The incentive will be in the form of a discount at an authorized retailer, point-of-sale. If, for example, a cow-calf producer reports 300 calves from the 2009 calving season will be age-verified, then that producer is eligible for a total incentive-discount of $900 on their RFID tag purchases in 2010.

In the first year of the program — that is, 2010 — producers who already bought RFID tags before the program’s July 1 implementation date may apply directly to Alberta Agriculture and Rural Development for reimbursement of the value of any discount they would have been eligible for at the time of purchase, based on the program criteria.

The discount will be available at any CCIA-authorized Alberta RFID tag retailer who chooses to take part in the incentive program. A list of participating retailers is to be released closer to July 1.

“Growing expectation”

Cow-calf producers are to attach a CCIA-approved ear tag to each calf and submit its corresponding calving start date to CCIA’s Canadian Livestock Tracking System by 10 months of age, or before the animal leaves its farm of origin, whichever comes first.

If using the actual birth date, cow-calf producers also must attach a “unique identifier” (a management ear tag, tattoo or approved RFID tag) to each calf within 90 days of birth to coincide with their on-farm calving records.

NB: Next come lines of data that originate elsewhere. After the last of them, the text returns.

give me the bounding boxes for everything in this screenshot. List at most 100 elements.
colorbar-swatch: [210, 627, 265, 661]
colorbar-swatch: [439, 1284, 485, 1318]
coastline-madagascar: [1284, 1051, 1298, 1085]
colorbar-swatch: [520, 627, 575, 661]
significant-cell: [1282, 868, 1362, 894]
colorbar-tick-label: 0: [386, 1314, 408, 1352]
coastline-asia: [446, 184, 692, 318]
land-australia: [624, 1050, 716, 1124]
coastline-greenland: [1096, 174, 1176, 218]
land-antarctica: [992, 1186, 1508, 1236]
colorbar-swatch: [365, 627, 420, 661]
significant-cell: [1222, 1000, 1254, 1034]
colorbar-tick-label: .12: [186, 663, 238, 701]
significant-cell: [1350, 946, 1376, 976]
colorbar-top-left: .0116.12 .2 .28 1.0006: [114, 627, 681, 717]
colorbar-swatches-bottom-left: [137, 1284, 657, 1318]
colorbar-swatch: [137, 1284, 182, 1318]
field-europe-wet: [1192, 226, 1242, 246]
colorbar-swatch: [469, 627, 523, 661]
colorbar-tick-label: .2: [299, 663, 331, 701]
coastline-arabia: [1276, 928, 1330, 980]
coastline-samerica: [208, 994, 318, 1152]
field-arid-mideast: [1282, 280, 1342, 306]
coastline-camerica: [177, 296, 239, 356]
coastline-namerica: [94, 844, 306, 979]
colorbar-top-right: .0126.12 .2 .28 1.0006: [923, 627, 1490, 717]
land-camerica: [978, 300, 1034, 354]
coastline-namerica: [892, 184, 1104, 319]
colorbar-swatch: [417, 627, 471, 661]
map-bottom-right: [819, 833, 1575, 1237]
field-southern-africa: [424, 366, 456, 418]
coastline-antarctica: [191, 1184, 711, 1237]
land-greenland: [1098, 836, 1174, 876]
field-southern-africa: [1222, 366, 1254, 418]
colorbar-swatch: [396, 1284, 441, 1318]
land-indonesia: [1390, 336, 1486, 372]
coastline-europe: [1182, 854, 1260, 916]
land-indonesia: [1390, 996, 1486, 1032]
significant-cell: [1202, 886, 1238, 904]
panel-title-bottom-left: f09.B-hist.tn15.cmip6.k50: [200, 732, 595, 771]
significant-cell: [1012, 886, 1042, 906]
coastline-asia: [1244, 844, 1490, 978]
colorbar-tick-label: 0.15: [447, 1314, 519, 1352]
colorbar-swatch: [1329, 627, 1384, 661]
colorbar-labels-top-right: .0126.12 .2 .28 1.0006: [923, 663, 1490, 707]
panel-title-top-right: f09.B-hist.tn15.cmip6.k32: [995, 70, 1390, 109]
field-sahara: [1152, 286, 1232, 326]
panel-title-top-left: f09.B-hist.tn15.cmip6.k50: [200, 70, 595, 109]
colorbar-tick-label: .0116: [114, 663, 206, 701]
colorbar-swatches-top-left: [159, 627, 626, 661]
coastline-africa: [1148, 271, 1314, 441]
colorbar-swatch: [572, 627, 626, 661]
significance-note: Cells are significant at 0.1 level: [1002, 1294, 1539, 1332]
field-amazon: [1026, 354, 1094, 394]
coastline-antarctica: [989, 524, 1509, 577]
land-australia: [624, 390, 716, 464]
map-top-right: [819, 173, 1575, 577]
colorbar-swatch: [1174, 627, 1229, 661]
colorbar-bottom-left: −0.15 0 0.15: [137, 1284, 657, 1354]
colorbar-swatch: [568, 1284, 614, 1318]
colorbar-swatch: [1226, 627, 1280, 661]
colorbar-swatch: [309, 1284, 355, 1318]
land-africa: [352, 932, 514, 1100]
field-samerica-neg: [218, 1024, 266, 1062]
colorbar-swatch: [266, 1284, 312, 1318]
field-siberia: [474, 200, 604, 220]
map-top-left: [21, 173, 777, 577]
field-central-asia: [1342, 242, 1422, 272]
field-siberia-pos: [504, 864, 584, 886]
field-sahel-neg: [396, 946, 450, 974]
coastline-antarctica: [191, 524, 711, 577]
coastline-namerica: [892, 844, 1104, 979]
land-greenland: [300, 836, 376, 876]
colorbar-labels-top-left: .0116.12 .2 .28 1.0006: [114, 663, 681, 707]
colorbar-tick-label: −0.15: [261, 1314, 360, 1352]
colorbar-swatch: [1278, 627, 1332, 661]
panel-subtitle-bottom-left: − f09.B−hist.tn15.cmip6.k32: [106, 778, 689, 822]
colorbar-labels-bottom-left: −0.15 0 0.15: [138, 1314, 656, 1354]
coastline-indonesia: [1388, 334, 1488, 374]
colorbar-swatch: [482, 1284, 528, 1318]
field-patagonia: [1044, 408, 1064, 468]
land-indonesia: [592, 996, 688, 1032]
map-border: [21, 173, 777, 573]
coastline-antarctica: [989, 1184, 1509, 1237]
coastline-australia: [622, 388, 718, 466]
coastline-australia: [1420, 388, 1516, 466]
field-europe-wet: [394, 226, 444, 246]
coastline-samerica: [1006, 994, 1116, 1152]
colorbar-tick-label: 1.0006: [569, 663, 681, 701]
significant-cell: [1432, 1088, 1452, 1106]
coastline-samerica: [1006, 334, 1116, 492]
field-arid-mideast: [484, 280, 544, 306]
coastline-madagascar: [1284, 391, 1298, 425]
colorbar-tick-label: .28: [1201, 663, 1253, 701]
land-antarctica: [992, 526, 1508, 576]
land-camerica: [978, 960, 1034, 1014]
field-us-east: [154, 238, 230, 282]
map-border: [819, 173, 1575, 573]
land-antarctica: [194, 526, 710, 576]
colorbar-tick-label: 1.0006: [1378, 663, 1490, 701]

Information gathered in this process “will only be shared with appropriate government agencies and third-party partners who are directly involved with managing the program,” the province said Monday.

Any confidential information about producers or their businesses won’t be shared outside the scope of these agreements and producer program consent forms, the province said.

The province stressed that its livestock traceability system is “dependent on tagging an animal and entering this information into the Canadian Livestock Tracking System.”

The process, the government said, is “critical to identify when an animal enters the food production system.”

“Our government is committed to working with industry to build a stronger beef sector and age-verification is a crucial piece of that,” provincial Agriculture Minister Jack Hayden said in Monday’s release. “Age-verification supports foreign market import requirements and a growing domestic consumer and industry expectation.”

It also improves the province’s ability to “prevent, prepare, respond to and recover from an emergency situation such as a foreign animal disease outbreak or a natural disaster that may affect public or animal health,” the province said.